Victorymoon answered...

My mother, who no doctor has diagnosed with Dementia, has Dementia. How I know is because I am the only one who spends hours alone with her. Also, if someone else in the family does not want to be concerned, they will not ever see it. No matter what I do for her, there is always more, and rarely is it right to her. Some of this has improved because I point out to her a thank you is a common thing when someone makes an effort towards us. Otherwise, I can do something, and before I sit down, or take a breath, she asks for more. No, I dont think being the one who helps, will ever allow for us to be "okay" in anyone else's eyes. If "they" had to do it, it might be different. Yet, they won't, and their guilt keeps them keeping US at arm's length on purpose.


Azguardian answered...

I've been dealing with my mothers dementia for five years now.

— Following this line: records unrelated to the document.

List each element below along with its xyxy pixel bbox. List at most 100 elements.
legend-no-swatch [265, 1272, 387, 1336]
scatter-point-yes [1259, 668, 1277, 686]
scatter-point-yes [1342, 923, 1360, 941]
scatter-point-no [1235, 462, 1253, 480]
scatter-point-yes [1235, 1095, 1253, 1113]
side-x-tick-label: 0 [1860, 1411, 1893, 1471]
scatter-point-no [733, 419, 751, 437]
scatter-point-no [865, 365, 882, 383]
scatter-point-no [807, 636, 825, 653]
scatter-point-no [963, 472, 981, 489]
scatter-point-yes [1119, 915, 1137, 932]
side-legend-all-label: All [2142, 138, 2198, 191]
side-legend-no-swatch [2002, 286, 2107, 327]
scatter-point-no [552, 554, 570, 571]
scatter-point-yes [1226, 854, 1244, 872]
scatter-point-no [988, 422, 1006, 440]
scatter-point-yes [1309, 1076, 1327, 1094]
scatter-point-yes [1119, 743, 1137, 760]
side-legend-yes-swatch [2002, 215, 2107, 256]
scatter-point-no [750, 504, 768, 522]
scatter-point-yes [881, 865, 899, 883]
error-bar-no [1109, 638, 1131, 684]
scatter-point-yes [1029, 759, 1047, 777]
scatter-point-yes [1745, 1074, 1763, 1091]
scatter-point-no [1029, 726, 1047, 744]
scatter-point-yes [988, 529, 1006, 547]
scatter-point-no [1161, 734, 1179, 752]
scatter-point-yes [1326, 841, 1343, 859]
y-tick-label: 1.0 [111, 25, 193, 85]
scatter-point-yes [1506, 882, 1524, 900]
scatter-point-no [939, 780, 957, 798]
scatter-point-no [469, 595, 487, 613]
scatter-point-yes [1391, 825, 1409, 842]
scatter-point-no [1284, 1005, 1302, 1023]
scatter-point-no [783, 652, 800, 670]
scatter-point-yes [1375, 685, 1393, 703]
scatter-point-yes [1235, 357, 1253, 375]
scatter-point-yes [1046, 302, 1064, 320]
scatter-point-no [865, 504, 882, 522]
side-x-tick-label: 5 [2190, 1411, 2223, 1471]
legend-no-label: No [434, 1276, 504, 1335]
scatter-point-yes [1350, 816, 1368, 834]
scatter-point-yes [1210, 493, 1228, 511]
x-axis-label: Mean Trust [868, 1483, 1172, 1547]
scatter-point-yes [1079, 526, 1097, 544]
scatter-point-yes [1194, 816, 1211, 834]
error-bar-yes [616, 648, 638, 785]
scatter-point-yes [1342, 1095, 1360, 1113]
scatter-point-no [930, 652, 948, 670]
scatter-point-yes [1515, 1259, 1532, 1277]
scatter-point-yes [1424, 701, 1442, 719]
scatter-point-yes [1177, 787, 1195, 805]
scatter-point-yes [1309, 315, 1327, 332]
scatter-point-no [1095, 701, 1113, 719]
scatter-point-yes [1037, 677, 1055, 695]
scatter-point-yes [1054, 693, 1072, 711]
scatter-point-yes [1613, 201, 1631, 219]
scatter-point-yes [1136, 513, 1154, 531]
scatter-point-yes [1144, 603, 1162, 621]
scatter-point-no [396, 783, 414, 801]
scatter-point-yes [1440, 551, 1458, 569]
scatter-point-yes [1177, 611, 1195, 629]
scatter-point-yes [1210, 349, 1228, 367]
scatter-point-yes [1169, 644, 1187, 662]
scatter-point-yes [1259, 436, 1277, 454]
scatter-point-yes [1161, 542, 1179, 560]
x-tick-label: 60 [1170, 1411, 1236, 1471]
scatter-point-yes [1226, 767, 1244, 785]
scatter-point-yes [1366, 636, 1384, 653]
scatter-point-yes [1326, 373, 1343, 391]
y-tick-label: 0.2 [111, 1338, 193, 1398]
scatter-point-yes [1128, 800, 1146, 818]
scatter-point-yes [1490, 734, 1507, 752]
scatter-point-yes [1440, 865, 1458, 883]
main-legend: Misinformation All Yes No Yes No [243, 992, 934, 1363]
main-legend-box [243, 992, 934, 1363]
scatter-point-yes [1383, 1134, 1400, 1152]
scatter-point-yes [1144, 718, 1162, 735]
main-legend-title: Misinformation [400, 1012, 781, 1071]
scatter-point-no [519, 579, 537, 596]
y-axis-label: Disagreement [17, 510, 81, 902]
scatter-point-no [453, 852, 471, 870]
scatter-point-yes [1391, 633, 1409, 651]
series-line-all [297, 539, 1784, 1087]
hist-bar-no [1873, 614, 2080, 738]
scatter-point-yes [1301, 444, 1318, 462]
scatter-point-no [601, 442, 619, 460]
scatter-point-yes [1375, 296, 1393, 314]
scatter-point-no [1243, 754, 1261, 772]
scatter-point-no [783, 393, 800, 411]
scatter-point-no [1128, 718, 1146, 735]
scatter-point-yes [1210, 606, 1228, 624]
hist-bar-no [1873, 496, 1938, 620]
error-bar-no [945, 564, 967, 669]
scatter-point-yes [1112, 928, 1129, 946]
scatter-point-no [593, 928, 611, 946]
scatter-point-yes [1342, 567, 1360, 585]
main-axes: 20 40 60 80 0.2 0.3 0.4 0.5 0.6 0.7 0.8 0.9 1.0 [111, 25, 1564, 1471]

In 2007 she stopped driving and stopped leaving her home but she was very active on the telephone. To hear her speak on the phone she sounded just fine - though she offered little details on herself other than she had been sick and her throat hurt. She acted interested and prompted callers at the right times. It was only when I was in her home during her phone conversations that I realized she was faking - she knew something was wrong and she was quite good at hiding it. Because the beginning of the disease generally has sporadic boughts of memory loss throughout the day coupled with bouts of normalcy - the individuals tend to know something is happening but it creates fear which can evolve into violance. My mom went through all phases. As odd as it may sound, I applaud her ability to recognize a problem existed and still find her ability to hide it somewhat comical. She has long since left behind those behaviors and currently lives in her own mind BUT again, while I miss my mother and the role she once played in my own problem resolution I take great comfort in knowing that where ever her mind is taking her she is happy there. She knows me only as a friendly face but her eyes are always bright, a smile on her face and the fear then anger that once consumed her is no longer evident. For that I am grateful.